In 2 identical, 9-week, acute, randomized, double-blind, placebo-controlled studies of children aged 7 to 13 (Study 3, N=147; Study 4, N=144), atomoxetine and methylphenidate were compared with placebo. Atomoxetine was administered as a divided dose in the early morning and late afternoon (after school) and titrated on a weight-adjusted basis according to clinical response. The maximum recommended atomoxetine dose was 2 mg/kg/day. The mean final dose of atomoxetine for both studies was approximately 1.6 mg/kg/day. In both studies, ADHD symptoms statistically significantly improved more on atomoxetine than on placebo, as measured on the ADHDRS scale.

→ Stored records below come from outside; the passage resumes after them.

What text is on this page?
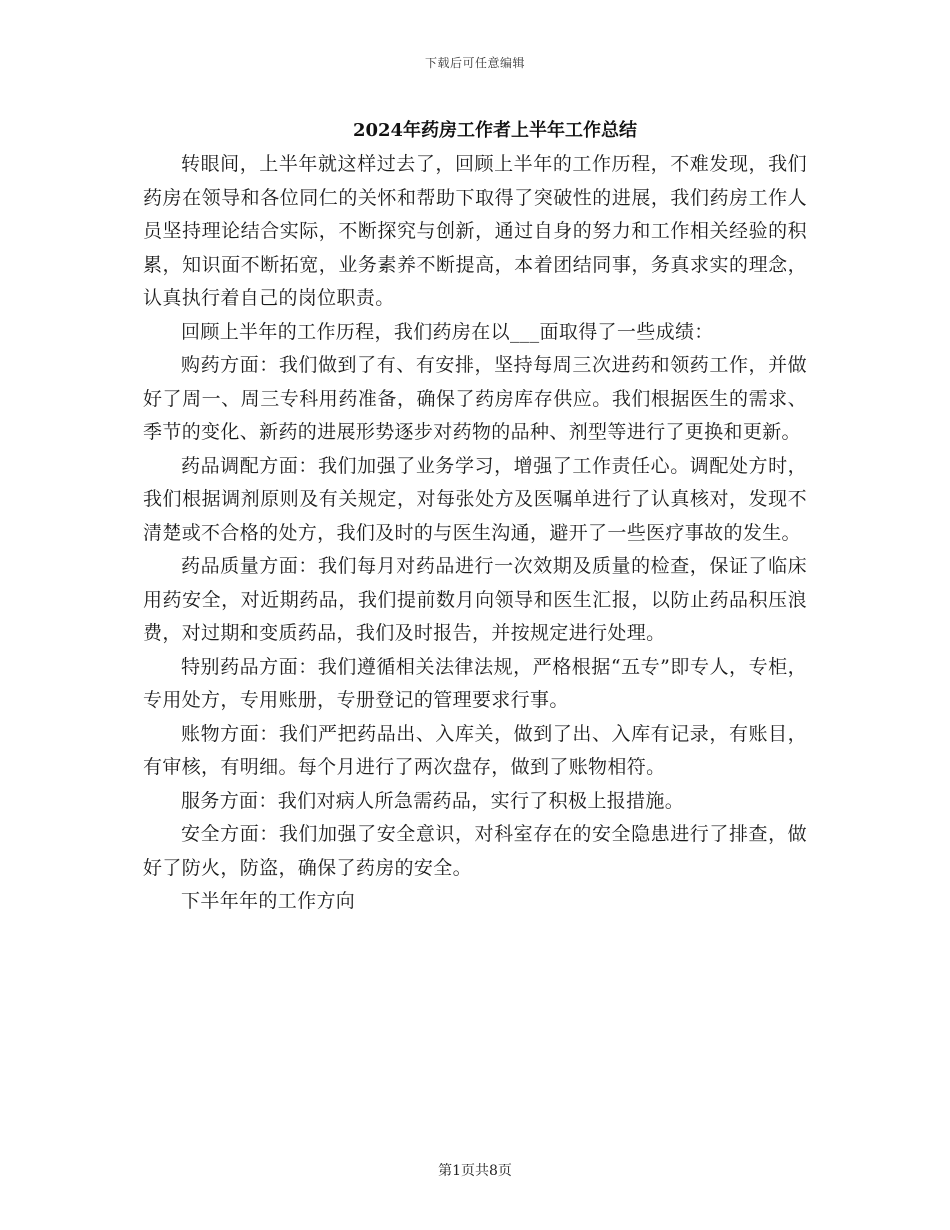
下载后可任意编辑
2024年药房工作者上半年工作总结

转眼间，上半年就这样过去了，回顾上半年的工作历程，不难发现，我们药房在领导和各位同仁的关怀和帮助下取得了突破性的进展，我们药房工作人员坚持理论结合实际，不断探究与创新，通过自身的努力和工作相关经验的积累，知识面不断拓宽，业务素养不断提高，本着团结同事，务真求实的理念，认真执行着自己的岗位职责。

回顾上半年的工作历程，我们药房在以___面取得了一些成绩：

购药方面：我们做到了有、有安排，坚持每周三次进药和领药工作，并做好了周一、周三专科用药准备，确保了药房库存供应。我们根据医生的需求、季节的变化、新药的进展形势逐步对药物的品种、剂型等进行了更换和更新。

药品调配方面：我们加强了业务学习，增强了工作责任心。调配处方时，我们根据调剂原则及有关规定，对每张处方及医嘱单进行了认真核对，发现不清楚或不合格的处方，我们及时的与医生沟通，避开了一些医疗事故的发生。

药品质量方面：我们每月对药品进行一次效期及质量的检查，保证了临床用药安全，对近期药品，我们提前数月向领导和医生汇报，以防止药品积压浪费，对过期和变质药品，我们及时报告，并按规定进行处理。

特别药品方面：我们遵循相关法律法规，严格根据“五专”即专人，专柜，专用处方，专用账册，专册登记的管理要求行事。

账物方面：我们严把药品出、入库关，做到了出、入库有记录，有账目，有审核，有明细。每个月进行了两次盘存，做到了账物相符。

服务方面：我们对病人所急需药品，实行了积极上报措施。

安全方面：我们加强了安全意识，对科室存在的安全隐患进行了排查，做好了防火，防盗，确保了药房的安全。

下半年年的工作方向

第1页共8页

Examination of population subsets based on gender and age (<12 and 12 to 17) did not reveal any differential responsiveness on the basis of these subgroupings. There was not sufficient exposure of ethnic groups other than Caucasian to allow exploration of differences in these subgroups.
Maintenance Study – The effectiveness of atomoxetine in the maintenance treatment of ADHD was established in an outpatient study of children and adolescents (ages 6 to 15 years). Patients meeting DSM-IV criteria for ADHD who showed continuous response for about 4 weeks during an initial 10 week open-label treatment phase with atomoxetine (1.2 to 1.8 mg/kg/day) were randomized to continuation of their current dose of atomoxetine (N=292) or to placebo (N=124) under double-blind treatment for observation of relapse. Response during the open-label phase was defined as CGI-ADHD-S score ≤2 and a reduction of at least 25% from baseline in ADHDRS-IV-Parent:Inv total score. Patients who were assigned to atomoxetine and showed continuous response for approximately 8 months during the first double-blind treatment phase were again randomized to continuation of their current dose of atomoxetine (N=81) or to placebo (N=82) under double-blind treatment for observation of relapse. Relapse during the double-blind phase was defined as CGI-ADHD-S score increases of at least 2 from the end of open-label phase and ADHDRS-IV-Parent:Inv total score returns to ≥90% of study entry score for 2 consecutive visits. In both double-blind phases, patients receiving continued atomoxetine treatment experienced significantly longer times to relapse than those receiving placebo.